10. But on a much more cheery note I went to the GCSE – Success organisation’s Annual General Meeting in York Gardens Library on Saturday 30th. Not heard of them, understandable but they are great. Led by Ella Spencer, they are a group of young professionals and/or post-graduates, who live or work in and around Winstanley and York Road estates, and have set up a “homework club” running out of the library on Saturday mornings. They started with an aim of lifting up the average GCSE grades for local kids. Their main areas of study are English and Maths. Last year GCSE – Success provided over 800 hours of free one:one tuition.
My Programme for December
1. On the 4th December we had the Council Meeting itself followed on 10th by the Planning Applications Committee.
2. I also met the Chief Executive of St. George’s Hospital on the 10th.
3. Unsurprisingly perhaps there are many Christmas events from the Falcon Road and Kambala Estate residents’ Xmas events, from the Big Local Xmas lunch to the BAC (Battersea Arts Centre) show. Needless to say, like for you I hope, December is not a good month for the waist-line.
4. Finally a Merry Xmas and a Happy New Year to you all or in modern twitter speak MX&HNY2U.
What do you know about John Archer?
John Archer came to Battersea in the late nineteenth century, when he became a friend and ally of John Burns, the charismatic working class leader of the Metropolitan Borough of Battersea. What was unusual about Archer was that he was from Barbados and in 1914 he was elected the first Black Mayor in the UK. He is pictured on the left and appears in the mural on what used to be the Haberdasher’s Arms in Dagnall Street.

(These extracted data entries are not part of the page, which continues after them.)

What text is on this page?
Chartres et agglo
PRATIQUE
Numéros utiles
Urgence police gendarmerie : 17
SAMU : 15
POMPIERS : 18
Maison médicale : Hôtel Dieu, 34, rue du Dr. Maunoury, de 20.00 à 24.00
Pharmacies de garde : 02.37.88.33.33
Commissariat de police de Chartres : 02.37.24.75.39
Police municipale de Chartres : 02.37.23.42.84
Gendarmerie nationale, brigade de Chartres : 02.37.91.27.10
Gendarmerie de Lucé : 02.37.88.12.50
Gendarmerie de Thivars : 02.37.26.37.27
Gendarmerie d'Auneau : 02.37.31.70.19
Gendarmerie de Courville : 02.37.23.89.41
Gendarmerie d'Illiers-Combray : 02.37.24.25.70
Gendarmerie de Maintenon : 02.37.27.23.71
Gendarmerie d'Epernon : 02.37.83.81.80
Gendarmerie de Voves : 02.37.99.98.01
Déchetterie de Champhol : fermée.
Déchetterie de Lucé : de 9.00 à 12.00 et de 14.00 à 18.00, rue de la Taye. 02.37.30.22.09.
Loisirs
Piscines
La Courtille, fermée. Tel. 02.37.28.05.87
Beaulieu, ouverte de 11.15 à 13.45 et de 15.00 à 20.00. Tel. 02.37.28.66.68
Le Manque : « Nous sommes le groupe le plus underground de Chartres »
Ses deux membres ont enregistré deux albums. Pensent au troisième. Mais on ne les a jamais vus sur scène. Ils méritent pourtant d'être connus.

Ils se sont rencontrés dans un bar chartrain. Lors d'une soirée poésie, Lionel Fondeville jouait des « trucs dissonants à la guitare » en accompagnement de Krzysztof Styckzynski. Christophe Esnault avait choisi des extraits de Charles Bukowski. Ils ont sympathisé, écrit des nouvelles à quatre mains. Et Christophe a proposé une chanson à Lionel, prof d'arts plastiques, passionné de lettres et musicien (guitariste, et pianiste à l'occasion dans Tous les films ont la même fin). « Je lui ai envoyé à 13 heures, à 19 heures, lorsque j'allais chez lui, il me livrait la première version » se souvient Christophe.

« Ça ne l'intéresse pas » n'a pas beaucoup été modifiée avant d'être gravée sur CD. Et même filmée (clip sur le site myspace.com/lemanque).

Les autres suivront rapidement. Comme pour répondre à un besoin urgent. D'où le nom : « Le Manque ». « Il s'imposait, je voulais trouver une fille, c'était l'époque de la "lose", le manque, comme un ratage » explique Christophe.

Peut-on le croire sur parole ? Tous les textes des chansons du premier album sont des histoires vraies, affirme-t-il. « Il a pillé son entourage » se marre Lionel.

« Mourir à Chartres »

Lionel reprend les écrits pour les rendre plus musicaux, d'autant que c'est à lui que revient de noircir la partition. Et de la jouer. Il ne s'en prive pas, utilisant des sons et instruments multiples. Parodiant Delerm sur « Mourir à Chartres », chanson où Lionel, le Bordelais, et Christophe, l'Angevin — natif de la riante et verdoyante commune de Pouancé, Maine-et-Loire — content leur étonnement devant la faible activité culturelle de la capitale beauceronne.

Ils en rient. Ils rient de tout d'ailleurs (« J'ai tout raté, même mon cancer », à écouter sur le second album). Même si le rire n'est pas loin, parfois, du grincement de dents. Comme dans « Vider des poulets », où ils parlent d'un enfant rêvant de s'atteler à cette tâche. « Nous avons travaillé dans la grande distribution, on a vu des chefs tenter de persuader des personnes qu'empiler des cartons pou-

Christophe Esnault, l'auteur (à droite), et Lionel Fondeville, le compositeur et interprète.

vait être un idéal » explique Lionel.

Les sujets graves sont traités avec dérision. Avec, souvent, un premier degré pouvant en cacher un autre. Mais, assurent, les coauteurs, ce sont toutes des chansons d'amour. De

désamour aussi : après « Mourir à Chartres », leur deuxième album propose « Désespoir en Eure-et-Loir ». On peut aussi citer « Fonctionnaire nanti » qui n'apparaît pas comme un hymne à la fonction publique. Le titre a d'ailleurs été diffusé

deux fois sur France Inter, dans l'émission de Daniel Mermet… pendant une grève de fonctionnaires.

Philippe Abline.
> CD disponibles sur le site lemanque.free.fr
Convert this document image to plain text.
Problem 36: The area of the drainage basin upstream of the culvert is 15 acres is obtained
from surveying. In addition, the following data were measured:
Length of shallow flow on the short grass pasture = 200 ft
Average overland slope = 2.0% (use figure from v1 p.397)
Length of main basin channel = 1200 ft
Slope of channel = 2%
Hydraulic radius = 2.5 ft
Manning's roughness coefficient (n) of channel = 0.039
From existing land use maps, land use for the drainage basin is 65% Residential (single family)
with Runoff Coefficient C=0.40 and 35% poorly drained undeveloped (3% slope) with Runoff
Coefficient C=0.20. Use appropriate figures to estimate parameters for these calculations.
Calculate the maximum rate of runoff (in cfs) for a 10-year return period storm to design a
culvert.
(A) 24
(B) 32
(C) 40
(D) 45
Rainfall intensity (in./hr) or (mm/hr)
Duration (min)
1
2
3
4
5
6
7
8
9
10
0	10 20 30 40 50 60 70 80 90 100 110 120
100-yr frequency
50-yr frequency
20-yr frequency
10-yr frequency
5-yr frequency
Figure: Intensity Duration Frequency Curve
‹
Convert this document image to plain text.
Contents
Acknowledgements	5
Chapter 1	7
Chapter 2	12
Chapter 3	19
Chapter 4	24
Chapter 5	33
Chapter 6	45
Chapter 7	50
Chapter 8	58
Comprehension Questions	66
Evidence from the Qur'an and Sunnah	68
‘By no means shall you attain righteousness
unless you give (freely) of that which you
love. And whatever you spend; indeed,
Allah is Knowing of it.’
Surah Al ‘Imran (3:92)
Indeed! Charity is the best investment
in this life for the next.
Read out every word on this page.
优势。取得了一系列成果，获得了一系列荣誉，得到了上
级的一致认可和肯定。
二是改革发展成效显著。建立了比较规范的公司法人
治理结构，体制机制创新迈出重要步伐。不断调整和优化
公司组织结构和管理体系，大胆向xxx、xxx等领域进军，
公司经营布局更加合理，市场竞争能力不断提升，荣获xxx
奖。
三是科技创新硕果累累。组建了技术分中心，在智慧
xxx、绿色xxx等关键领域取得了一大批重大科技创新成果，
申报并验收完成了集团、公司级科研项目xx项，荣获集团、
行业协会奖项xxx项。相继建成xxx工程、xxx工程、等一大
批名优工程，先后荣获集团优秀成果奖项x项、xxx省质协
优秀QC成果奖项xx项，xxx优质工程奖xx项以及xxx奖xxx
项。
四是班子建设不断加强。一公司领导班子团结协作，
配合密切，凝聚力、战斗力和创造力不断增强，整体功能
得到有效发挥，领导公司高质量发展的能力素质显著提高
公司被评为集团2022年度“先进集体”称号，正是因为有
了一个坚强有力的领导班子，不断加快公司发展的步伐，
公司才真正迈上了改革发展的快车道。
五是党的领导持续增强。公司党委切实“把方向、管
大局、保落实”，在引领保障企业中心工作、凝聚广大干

Archer, and his Bajan wife, lived and worked in Latchmere ward. He had a photographic studio at 220 Battersea Park Road, where there is today a small plaque of commemoration. The building is not very interesting, being a 1950s infill of a bomb site, but it was well located for Archer’s business as the tram from town terminated at the junction of Albert Bridge and Battersea Park Road and his business clientele could come in on the way back from work.
Archer had humour and charm, which I think shows in the photograph, and is commemorated in a couple of other places in Battersea. There is John Archer Way, the new bridge over the railway, which leads to what used to be John Archer school, before it was demolished 20 odd years back, and Archer House, the ex-Council block in Battersea village.